If the reader read through one column completely and then did the same with the other, that would defeat the writer’s purpose of ongoing balancing of the two versions, pinging and ponging to make immediate comparisons while in a state of living in two fictional worlds at the same time.

Oates offers parallel points of view: the haunter's and the haunted's. This example, two passages that appear side-by-side, here one after the other as they were probably taken in by the reader—first the left and then the right:

A thicket for us. Giant bushes, Spongy ground. The pebbles fade. The girl backs away from me. Wide staring smile. Her face protruding plump. Something about her wet mouth that is fearful … but I cannot stop, it is too late, I cannot stop my hand from reaching out to here … There!

He approaches her, His back stiff. She draws away, teasing. Giant bushes will hide them from me. Panting, dizzy. I will be sick. He has taken hold of her now—yes, he has touched her—the two of them drawing back, back, back, almost out of sight—they will hide themselves from me—it is going to happen, it is going to happen—

Essentially, the reader gets the experience for the perspective of the actor—the man grasping the girl—and of the observer, who is vicariously participating in the act with similarly intense emotions. 
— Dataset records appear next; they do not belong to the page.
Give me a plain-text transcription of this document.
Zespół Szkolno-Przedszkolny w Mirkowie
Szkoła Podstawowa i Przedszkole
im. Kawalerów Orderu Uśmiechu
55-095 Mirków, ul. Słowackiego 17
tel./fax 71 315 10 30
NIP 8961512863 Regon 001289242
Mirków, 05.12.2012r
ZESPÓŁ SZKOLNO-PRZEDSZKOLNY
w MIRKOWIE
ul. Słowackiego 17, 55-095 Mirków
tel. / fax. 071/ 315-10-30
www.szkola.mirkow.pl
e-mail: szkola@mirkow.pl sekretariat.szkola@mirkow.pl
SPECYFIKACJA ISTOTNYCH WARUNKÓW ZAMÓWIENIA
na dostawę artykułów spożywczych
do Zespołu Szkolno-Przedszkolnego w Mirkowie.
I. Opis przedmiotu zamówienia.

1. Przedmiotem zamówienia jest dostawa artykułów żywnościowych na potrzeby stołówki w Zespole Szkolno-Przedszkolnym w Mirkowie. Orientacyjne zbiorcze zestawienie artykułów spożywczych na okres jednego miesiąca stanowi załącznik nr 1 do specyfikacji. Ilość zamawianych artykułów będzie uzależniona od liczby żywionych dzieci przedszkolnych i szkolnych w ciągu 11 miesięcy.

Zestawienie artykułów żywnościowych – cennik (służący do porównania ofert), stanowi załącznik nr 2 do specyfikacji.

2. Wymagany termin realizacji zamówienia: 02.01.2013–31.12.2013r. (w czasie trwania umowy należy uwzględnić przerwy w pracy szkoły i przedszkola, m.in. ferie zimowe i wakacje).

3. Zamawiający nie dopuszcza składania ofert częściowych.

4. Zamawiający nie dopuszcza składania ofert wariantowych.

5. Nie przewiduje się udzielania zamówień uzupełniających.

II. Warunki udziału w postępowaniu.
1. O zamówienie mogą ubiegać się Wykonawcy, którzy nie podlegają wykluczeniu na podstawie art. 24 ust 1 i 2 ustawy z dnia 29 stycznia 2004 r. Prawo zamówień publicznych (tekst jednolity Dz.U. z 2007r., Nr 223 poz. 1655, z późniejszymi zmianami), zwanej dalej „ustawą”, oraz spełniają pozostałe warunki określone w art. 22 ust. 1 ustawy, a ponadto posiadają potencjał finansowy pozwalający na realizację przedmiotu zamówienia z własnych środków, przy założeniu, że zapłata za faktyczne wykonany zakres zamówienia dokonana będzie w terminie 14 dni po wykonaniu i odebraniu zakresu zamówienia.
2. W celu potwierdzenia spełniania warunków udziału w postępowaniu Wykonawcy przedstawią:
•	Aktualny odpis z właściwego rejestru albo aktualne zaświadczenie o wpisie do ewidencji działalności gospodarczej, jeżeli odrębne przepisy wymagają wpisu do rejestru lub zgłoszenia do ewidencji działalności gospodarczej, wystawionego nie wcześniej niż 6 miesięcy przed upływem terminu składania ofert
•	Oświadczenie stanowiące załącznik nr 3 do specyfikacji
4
Stevenson, who was inspired by Oates, identifies the basic subject of “The Guest” as “the embrace of fascism and Mussolini by the Italian people.” In one column, we get the thoughts and actions of those in the hosting household told from different perspectives and in the other the thoughts of the visiting il Duce himself. For this story, I’ll choose another sensual comparison, the very young girl on the left and Mussolini on the right:

His hand brushes my cheek and I am a statue. I am the statue in the square—the lady with the smooth white face—with arms that fold across her chest. The guest brushes my cheek with his hand.

Her eyes are open and yet I think she is sleeping. Perhaps sleeping. Yes, perhaps she is just walking in her sleep. Her jaw is square like that of a boxer. Yet she is delicate. I think both delicate and wild. Her eyes are open and she stares as if with purpose. Intent perhaps on the purpose of her visit. Her visit. This child (for she is a child) has come to my room in the night. 

This comparison offers what the girl feels and, at the same time, what the observer believes he sees. The reader has access to both minds.

The bifurcated method is tempting because it allows the writer to tell two stories simultaneously. The fact that examples of this approach are so rare reveals the approach is so daunting few try and even fewer succeed. But why not have a go?